Mars est marron, noisette, avec des points verts – XXII
Personne n’a vu Joseph fermer les yeux, ni les rouvrir – il le sait bien Joseph –, alors il récite sa petite histoire, cette histoire convenue qu’il a mise au point au fil du temps, celle qu’il sort dans les situations d’urgence pour satisfaire ceux qui veulent entrer sans frapper dans sa vie d’émigré, faire irruption dans son passé rempli de coups, ces coups qu’il a encaissés un à un, ces coups qui l’ont poussé, l’un après l’autre, à s’assimiler, faute de mieux.
Je suis né au printemps 1924, dans un village de piémont, aux portes de la Suisse.
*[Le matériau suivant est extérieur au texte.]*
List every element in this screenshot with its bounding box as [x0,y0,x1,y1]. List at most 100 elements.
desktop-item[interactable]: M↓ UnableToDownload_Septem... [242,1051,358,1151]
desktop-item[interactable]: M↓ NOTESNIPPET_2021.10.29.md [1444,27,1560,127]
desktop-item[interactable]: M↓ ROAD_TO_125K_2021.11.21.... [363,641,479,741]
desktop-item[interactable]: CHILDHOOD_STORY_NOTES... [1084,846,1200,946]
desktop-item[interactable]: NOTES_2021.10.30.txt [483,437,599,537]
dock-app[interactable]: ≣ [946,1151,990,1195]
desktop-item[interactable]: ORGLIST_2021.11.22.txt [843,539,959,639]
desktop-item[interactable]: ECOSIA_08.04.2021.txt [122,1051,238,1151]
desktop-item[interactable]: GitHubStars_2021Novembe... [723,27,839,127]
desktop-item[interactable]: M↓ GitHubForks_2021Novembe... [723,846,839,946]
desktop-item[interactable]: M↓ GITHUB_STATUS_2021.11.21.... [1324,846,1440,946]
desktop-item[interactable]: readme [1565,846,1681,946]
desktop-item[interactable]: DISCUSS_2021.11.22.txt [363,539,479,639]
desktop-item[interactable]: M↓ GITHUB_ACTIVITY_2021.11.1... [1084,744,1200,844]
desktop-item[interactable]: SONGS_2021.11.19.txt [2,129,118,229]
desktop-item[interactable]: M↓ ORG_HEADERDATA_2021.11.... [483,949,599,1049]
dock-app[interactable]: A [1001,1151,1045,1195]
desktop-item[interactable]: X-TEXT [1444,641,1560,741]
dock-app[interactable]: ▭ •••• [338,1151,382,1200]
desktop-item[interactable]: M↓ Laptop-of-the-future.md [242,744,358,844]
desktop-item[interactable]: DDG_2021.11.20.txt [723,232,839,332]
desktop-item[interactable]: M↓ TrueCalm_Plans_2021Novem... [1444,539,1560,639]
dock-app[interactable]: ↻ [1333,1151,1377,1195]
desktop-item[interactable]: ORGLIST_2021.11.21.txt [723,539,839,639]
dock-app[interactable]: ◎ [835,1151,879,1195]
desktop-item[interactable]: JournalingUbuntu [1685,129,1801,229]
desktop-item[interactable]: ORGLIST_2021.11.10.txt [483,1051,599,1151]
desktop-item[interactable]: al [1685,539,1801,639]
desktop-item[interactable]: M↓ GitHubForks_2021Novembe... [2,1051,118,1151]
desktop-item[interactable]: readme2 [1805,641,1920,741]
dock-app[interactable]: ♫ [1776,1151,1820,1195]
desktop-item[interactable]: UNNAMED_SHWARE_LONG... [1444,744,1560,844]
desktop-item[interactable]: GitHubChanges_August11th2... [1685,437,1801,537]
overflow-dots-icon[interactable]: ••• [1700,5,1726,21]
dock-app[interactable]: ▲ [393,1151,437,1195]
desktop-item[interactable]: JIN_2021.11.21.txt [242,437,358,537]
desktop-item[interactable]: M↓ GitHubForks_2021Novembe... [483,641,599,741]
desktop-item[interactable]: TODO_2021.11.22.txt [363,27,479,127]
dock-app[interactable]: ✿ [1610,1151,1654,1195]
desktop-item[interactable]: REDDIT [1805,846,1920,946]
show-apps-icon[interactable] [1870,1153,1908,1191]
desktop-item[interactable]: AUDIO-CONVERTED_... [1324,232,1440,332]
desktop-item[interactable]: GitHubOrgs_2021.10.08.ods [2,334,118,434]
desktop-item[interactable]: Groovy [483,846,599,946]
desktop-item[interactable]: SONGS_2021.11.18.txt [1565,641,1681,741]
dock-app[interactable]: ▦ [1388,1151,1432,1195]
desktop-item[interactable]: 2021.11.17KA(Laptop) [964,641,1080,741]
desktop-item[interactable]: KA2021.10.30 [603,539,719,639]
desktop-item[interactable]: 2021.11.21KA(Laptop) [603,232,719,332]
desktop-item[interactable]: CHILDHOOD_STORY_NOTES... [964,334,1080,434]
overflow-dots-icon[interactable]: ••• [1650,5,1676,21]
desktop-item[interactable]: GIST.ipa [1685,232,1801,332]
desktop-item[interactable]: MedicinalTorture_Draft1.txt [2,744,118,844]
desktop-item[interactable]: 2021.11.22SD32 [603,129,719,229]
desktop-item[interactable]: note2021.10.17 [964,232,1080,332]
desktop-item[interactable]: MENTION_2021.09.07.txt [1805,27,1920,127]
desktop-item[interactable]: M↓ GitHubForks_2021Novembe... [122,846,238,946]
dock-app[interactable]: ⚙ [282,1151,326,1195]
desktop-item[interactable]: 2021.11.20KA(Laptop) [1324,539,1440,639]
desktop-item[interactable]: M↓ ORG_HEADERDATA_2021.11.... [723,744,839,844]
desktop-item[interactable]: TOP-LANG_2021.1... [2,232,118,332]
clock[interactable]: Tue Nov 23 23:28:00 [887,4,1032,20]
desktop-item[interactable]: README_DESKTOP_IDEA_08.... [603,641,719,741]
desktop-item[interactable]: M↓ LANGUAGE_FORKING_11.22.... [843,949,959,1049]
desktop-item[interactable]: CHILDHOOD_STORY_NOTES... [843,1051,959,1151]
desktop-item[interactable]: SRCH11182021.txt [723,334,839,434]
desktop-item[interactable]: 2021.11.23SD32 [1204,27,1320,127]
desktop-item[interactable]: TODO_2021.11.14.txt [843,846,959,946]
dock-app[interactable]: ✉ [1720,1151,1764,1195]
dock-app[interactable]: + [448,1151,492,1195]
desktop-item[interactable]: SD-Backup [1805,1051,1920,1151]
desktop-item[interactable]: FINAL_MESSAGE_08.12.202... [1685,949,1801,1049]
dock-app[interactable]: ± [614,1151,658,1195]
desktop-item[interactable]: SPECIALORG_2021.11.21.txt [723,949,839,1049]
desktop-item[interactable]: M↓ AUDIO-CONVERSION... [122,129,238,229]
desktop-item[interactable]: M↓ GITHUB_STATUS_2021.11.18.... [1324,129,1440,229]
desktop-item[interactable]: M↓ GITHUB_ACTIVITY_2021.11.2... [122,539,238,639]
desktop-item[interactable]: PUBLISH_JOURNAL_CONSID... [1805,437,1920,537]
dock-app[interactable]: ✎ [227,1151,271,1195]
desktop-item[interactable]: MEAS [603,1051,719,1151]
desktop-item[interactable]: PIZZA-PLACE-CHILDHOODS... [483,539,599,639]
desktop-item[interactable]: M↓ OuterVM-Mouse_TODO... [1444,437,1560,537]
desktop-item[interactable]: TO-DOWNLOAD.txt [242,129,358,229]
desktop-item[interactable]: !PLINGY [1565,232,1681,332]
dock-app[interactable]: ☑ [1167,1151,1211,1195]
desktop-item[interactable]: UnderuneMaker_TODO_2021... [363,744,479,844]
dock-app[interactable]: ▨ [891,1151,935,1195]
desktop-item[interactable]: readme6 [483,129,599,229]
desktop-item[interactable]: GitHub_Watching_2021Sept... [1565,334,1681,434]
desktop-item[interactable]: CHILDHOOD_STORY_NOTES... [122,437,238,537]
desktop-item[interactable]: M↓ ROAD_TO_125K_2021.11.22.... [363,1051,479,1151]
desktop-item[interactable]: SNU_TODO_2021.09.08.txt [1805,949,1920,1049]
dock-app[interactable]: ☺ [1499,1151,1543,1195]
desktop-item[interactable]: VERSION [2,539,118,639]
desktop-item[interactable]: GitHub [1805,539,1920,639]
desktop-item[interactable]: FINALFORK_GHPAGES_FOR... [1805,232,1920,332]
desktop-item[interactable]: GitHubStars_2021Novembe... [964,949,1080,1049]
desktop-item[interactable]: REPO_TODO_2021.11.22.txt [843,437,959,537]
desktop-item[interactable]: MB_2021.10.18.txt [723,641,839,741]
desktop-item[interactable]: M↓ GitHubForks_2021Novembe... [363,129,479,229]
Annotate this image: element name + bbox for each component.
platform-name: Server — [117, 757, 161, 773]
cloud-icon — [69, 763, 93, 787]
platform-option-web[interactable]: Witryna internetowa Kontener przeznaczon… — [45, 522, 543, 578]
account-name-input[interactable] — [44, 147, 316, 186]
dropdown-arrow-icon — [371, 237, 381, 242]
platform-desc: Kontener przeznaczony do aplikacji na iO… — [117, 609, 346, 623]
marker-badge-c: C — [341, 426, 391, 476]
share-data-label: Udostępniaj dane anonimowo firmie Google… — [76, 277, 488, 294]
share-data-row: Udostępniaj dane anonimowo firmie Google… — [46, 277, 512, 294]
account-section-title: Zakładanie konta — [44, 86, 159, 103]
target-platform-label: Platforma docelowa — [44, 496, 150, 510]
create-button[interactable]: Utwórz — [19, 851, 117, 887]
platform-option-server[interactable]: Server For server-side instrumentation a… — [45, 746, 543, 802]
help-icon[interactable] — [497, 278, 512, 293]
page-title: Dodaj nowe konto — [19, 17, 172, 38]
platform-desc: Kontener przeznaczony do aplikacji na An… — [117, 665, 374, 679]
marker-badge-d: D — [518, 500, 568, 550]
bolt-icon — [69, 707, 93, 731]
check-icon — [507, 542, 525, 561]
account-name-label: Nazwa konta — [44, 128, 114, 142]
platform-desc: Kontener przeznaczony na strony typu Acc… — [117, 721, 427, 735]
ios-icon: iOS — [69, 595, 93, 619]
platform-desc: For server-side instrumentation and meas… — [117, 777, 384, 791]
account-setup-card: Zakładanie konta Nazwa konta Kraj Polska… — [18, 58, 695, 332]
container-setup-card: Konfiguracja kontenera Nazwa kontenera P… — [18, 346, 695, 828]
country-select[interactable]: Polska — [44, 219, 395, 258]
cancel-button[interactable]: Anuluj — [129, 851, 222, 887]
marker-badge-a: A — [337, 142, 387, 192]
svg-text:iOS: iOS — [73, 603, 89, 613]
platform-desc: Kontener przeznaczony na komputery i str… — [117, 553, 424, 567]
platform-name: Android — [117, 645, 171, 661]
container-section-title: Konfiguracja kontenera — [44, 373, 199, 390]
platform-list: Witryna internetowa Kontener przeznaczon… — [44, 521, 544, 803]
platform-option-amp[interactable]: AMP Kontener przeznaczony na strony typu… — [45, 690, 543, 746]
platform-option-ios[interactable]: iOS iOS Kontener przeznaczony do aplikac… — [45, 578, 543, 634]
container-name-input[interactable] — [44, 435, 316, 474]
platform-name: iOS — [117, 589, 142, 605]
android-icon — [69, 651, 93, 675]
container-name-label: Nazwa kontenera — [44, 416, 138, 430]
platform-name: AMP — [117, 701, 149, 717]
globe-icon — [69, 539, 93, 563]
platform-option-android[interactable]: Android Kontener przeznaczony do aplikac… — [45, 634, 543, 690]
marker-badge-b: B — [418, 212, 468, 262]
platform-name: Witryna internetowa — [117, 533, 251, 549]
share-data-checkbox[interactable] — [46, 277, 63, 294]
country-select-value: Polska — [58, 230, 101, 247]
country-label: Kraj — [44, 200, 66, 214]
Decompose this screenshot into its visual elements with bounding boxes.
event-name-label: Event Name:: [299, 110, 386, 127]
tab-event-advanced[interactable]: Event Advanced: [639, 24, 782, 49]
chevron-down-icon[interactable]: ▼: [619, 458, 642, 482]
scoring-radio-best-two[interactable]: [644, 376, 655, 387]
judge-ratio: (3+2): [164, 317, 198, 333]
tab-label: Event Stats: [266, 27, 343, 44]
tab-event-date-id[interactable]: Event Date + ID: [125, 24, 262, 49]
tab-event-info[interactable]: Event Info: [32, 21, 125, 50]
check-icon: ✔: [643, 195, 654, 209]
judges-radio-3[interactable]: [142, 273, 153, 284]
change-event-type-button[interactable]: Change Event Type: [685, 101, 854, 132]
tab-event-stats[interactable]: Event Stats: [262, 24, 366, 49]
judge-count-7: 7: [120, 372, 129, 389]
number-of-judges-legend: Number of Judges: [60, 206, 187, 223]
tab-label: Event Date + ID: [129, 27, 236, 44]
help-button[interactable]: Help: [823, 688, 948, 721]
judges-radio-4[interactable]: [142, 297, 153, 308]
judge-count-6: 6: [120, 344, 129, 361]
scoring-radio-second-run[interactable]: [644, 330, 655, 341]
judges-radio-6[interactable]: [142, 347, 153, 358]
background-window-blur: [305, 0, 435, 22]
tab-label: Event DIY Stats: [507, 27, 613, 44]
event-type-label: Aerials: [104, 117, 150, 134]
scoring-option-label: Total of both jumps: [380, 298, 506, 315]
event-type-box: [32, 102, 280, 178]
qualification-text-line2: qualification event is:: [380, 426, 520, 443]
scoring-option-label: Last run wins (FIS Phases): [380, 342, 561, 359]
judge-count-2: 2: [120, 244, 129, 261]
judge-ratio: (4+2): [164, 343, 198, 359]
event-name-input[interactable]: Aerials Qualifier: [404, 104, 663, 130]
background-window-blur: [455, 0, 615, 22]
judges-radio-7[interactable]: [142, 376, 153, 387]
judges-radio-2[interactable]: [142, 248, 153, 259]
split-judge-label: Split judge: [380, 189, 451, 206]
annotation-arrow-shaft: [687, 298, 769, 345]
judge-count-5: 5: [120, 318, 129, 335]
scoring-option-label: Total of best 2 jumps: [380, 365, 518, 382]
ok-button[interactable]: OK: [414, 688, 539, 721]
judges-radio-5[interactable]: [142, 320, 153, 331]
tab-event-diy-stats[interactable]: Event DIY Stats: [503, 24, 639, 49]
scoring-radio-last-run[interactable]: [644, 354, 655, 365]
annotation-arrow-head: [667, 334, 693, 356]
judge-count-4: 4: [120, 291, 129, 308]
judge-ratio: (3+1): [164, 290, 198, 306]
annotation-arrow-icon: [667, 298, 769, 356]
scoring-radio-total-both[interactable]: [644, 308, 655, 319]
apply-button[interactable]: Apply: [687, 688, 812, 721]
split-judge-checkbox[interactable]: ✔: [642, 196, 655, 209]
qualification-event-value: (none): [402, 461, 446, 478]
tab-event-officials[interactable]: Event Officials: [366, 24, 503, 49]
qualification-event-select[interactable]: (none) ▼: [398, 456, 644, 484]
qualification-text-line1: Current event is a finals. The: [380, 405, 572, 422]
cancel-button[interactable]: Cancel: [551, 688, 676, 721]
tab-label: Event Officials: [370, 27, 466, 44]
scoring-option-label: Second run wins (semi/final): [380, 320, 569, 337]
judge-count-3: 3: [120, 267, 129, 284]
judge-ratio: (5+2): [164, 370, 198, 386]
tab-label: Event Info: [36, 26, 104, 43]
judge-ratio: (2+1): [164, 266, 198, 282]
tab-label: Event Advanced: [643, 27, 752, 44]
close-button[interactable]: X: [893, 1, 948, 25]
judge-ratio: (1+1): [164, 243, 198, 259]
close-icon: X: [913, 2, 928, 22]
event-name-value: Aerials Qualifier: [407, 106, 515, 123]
Mon père est mort peu de temps après. Je n’étais pas mauvais élève, grâce à une bourse de la commune j’ai pu étudier dans un lycée technique et devenir mécanicien. Une grande usine italienne m’a embauché, en peu d’années je suis devenu contremaître. Après la mort de ma mère, au printemps 1951, j’ai accepté l’offre d’un recruteur d’une fabrique de l’Ouest lausannois. Grâce à mon contrat de travail, j’ai obtenu tout de suite un permis B. J’ai épousé la fille de mes logeurs, un couple de maraichers, et j’ai adopté la Suisse où je coule des jours heureux avec Lili, nos deux fils, nos belles-filles et nos petits enfants.
Tout à l’heure, à la maison, il ne fera aucun reproche à Lili d’avoir, d’une certaine façon, provoqué la question de Paola, car il sait bien, Joseph, qu’il y a surtout son accent, cet accent dont il n’a jamais pu se débarrasser, cet accent qui chante l’ailleurs, cet ailleurs dont la Suisse n’a longtemps pas voulu. Combien de questions aura-t-il dû subir à cause de cet accent ? Jamais il n’a supporté ces questions posées par toutes sortes de gens sur toutes sortes de tons.